Hey! All of the CAT APIs come with this disclaimer:
IMPORTANT: cat APIs are only intended for human consumption using the command line or Kibana console. They are not intended for use by applications.
Is there an alternative API, intended for use by applications, that can return the index name, shard number, shard state, prirep and the node name (not the node ID)?
As far as I can tell, getting all this would require calling multiple APIs (e.g. /_stats and /_nodes) and cross-referencing the node ID, but I would like to call just a single API, if possible, in order to minimise the load on the cluster.
I thought the cluster state API could be the way to go but that has a similar disclaimer:
WARNING: The response is a representation of an internal data structure. Its format is not subject to the same compatibility guarantees as other more stable APIs and may change from version to version. Do not query this API using external monitoring tools. Instead, obtain the information you require using other more stable cluster APIs.

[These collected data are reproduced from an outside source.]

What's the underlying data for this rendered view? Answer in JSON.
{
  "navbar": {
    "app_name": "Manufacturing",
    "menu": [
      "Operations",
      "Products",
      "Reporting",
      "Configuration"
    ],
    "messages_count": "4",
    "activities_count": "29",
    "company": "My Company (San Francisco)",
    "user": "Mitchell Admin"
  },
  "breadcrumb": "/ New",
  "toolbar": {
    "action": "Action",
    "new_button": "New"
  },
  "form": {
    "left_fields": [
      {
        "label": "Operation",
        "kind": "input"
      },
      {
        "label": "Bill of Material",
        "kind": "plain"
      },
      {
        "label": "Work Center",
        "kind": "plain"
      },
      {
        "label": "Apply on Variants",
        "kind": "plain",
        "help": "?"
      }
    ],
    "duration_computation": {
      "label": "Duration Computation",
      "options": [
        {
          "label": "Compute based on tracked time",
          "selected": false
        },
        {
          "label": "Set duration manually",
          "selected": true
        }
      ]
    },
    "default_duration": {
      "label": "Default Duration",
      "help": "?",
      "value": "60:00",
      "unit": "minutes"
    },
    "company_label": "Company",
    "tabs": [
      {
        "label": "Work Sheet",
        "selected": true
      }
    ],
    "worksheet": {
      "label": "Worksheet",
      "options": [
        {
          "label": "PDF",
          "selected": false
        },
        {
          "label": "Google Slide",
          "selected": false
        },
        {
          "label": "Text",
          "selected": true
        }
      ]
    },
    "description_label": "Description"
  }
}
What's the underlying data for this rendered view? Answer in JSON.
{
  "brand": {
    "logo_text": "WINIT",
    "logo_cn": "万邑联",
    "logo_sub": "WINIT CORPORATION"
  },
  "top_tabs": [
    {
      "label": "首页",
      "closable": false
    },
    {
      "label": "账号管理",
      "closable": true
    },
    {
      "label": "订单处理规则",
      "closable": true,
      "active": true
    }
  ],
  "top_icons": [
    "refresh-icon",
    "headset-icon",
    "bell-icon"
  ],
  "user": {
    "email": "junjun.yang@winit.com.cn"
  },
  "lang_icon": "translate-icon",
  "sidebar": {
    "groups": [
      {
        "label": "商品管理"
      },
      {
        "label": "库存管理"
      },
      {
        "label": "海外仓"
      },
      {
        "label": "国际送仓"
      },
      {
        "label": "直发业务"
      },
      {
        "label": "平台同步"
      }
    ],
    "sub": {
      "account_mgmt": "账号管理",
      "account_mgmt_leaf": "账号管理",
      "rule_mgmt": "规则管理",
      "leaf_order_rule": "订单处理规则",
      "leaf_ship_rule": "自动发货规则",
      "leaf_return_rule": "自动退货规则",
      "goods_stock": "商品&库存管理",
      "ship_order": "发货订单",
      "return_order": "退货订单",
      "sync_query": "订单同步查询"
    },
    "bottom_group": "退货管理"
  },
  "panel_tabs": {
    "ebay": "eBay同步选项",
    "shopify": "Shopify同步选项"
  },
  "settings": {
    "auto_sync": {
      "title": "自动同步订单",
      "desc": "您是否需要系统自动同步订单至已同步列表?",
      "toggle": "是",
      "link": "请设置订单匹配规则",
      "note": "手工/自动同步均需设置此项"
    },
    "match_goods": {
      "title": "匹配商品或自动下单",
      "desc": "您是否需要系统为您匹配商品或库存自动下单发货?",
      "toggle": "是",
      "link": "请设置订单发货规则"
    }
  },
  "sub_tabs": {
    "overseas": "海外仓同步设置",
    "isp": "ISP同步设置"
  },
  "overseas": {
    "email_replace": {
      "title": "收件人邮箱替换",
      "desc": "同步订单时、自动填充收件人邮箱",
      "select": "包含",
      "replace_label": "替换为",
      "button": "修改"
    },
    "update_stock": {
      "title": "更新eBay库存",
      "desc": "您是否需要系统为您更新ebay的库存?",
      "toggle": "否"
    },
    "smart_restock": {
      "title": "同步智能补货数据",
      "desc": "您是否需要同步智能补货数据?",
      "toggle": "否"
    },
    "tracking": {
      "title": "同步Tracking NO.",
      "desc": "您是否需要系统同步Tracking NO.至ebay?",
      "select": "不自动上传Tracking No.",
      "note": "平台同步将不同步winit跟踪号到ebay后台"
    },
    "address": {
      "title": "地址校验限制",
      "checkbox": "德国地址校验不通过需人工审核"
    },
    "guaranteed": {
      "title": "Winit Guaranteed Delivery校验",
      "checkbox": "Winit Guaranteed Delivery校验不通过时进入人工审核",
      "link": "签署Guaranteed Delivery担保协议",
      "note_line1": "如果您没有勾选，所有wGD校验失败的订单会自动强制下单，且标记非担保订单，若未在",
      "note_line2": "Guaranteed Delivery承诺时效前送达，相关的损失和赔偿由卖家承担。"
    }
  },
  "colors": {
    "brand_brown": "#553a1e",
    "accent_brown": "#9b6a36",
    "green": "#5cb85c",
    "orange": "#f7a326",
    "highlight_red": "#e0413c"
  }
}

Interesting question, I hope someone answers. I’d always considered the _cat APIs as more aimed at administrators of the elasticsearch system itself, rather than applications/developers.
Out of curiosity, what is your use case where your application needs to know (eg) if a specific shard from a specific index is a replica or a primary shard? What would your application do with that information?
Short answer: no. You need to cross-reference GET _stats and GET _nodes. That’s effectively all that GET _cat/shards does anyway so the load will be the same.
If you really want to trim things down then GET _nodes/_all/info/none?filter_path=nodes.*.name is the most efficient way I can think of to get a mapping from node IDs to node names. You can cache this result too, unless you’re doing something weird that would result in nodes’ names changing (in which case: don’t do that!).
GET _stats is the heavy one but it has many options for cutting out bits you don’t need.
But also yeah what @RainTown said: what are you actually doing with this information? It’s rare to need it at the application level.